Frequency distribution of maize farmers
Efficiency class index | Frequency | Percentage |
---|---|---|
< 0.60 | 54 | 16.29 |
0.60–0.69 | 118 | 38.44 |
0.70–0.89 | 84 | 27.36 |
0.90–099 | 5 | 17.92 |
Mean: 0.612 | ||
Min: 0 | ||
Max: 0.90 |
Source: own computation from field survey data, 2022–2023.
The profit efficiency of smallholder maize farmers in the study area showed a wide variation, ranging from 1% to 90%, with an average of 61%. The average level of efficiency suggests that there is potential to increase profits by enhancing technical and allocative efficiency.
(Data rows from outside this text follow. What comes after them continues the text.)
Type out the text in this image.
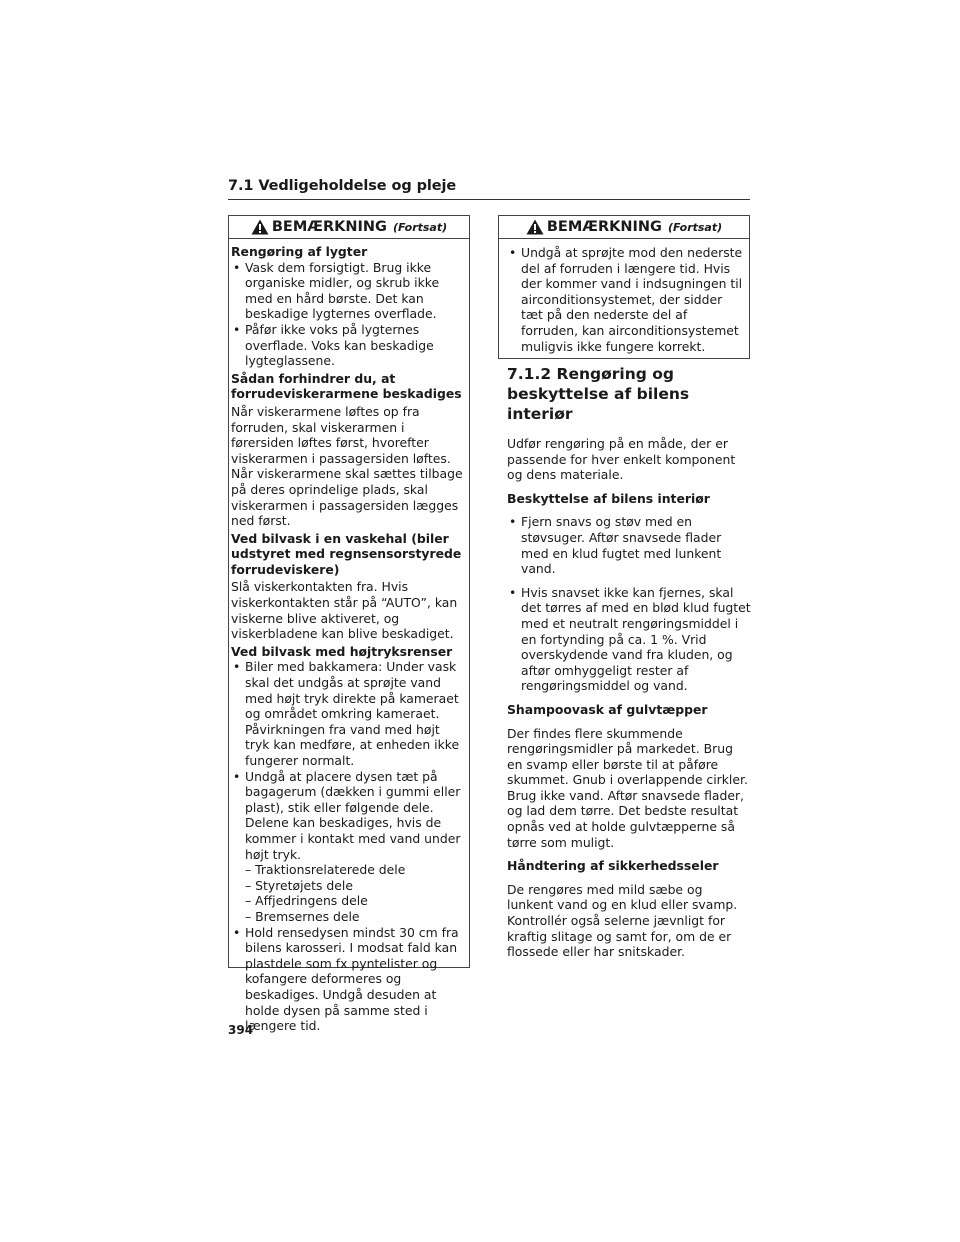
7.1 Vedligeholdelse og pleje
BEMÆRKNING (Fortsat)
Rengøring af lygter
• Vask dem forsigtigt. Brug ikke organiske midler, og skrub ikke med en hård børste. Det kan beskadige lygternes overflade.
• Påfør ikke voks på lygternes overflade. Voks kan beskadige lygteglassene.
Sådan forhindrer du, at forrudeviskerarmene beskadiges
Når viskerarmene løftes op fra forruden, skal viskerarmen i førersiden løftes først, hvorefter viskerarmen i passagersiden løftes. Når viskerarmene skal sættes tilbage på deres oprindelige plads, skal viskerarmen i passagersiden lægges ned først.
Ved bilvask i en vaskehal (biler udstyret med regnsensorstyrede forrudeviskere)
Slå viskerkontakten fra. Hvis viskerkontakten står på “AUTO”, kan viskerne blive aktiveret, og viskerbladene kan blive beskadiget.
Ved bilvask med højtryksrenser
• Biler med bakkamera: Under vask skal det undgås at sprøjte vand med højt tryk direkte på kameraet og området omkring kameraet. Påvirkningen fra vand med højt tryk kan medføre, at enheden ikke fungerer normalt.
• Undgå at placere dysen tæt på bagagerum (dækken i gummi eller plast), stik eller følgende dele. Delene kan beskadiges, hvis de kommer i kontakt med vand under højt tryk.
– Traktionsrelaterede dele
– Styretøjets dele
– Affjedringens dele
– Bremsernes dele
• Hold rensedysen mindst 30 cm fra bilens karosseri. I modsat fald kan plastdele som fx pyntelister og kofangere deformeres og beskadiges. Undgå desuden at holde dysen på samme sted i længere tid.
BEMÆRKNING (Fortsat)
• Undgå at sprøjte mod den nederste del af forruden i længere tid. Hvis der kommer vand i indsugningen til airconditionsystemet, der sidder tæt på den nederste del af forruden, kan airconditionsystemet muligvis ikke fungere korrekt.
7.1.2 Rengøring og beskyttelse af bilens interiør
Udfør rengøring på en måde, der er passende for hver enkelt komponent og dens materiale.
Beskyttelse af bilens interiør
• Fjern snavs og støv med en støvsuger. Aftør snavsede flader med en klud fugtet med lunkent vand.
• Hvis snavset ikke kan fjernes, skal det tørres af med en blød klud fugtet med et neutralt rengøringsmiddel i en fortynding på ca. 1 %. Vrid overskydende vand fra kluden, og aftør omhyggeligt rester af rengøringsmiddel og vand.
Shampoovask af gulvtæpper
Der findes flere skummende rengøringsmidler på markedet. Brug en svamp eller børste til at påføre skummet. Gnub i overlappende cirkler. Brug ikke vand. Aftør snavsede flader, og lad dem tørre. Det bedste resultat opnås ved at holde gulvtæpperne så tørre som muligt.
Håndtering af sikkerhedsseler
De rengøres med mild sæbe og lunkent vand og en klud eller svamp. Kontrollér også selerne jævnligt for kraftig slitage og samt for, om de er flossede eller har snitskader.
394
Education and farming experience were identified as significant factors influencing profit efficiency. These findings imply that improving the education level and providing training for farmers can significantly reduce inefficiencies in maize production. Government and private intervention is therefore needed to assist in that regard. This training may include teaching farmers about the best type of agrochemicals to use and the quantities to apply. Education on climate change issues will also benefit farmers. It is crucial to thoroughly assess the available extension services and technological packages to enhance maize production. These will ultimately help connect farmers to high-value markets, which will in turn boost profitability. Additionally, there is a need to enhance input supply policies and encourage the formation of cooperative societies among farmers in order to facilitate access to production inputs for increased production.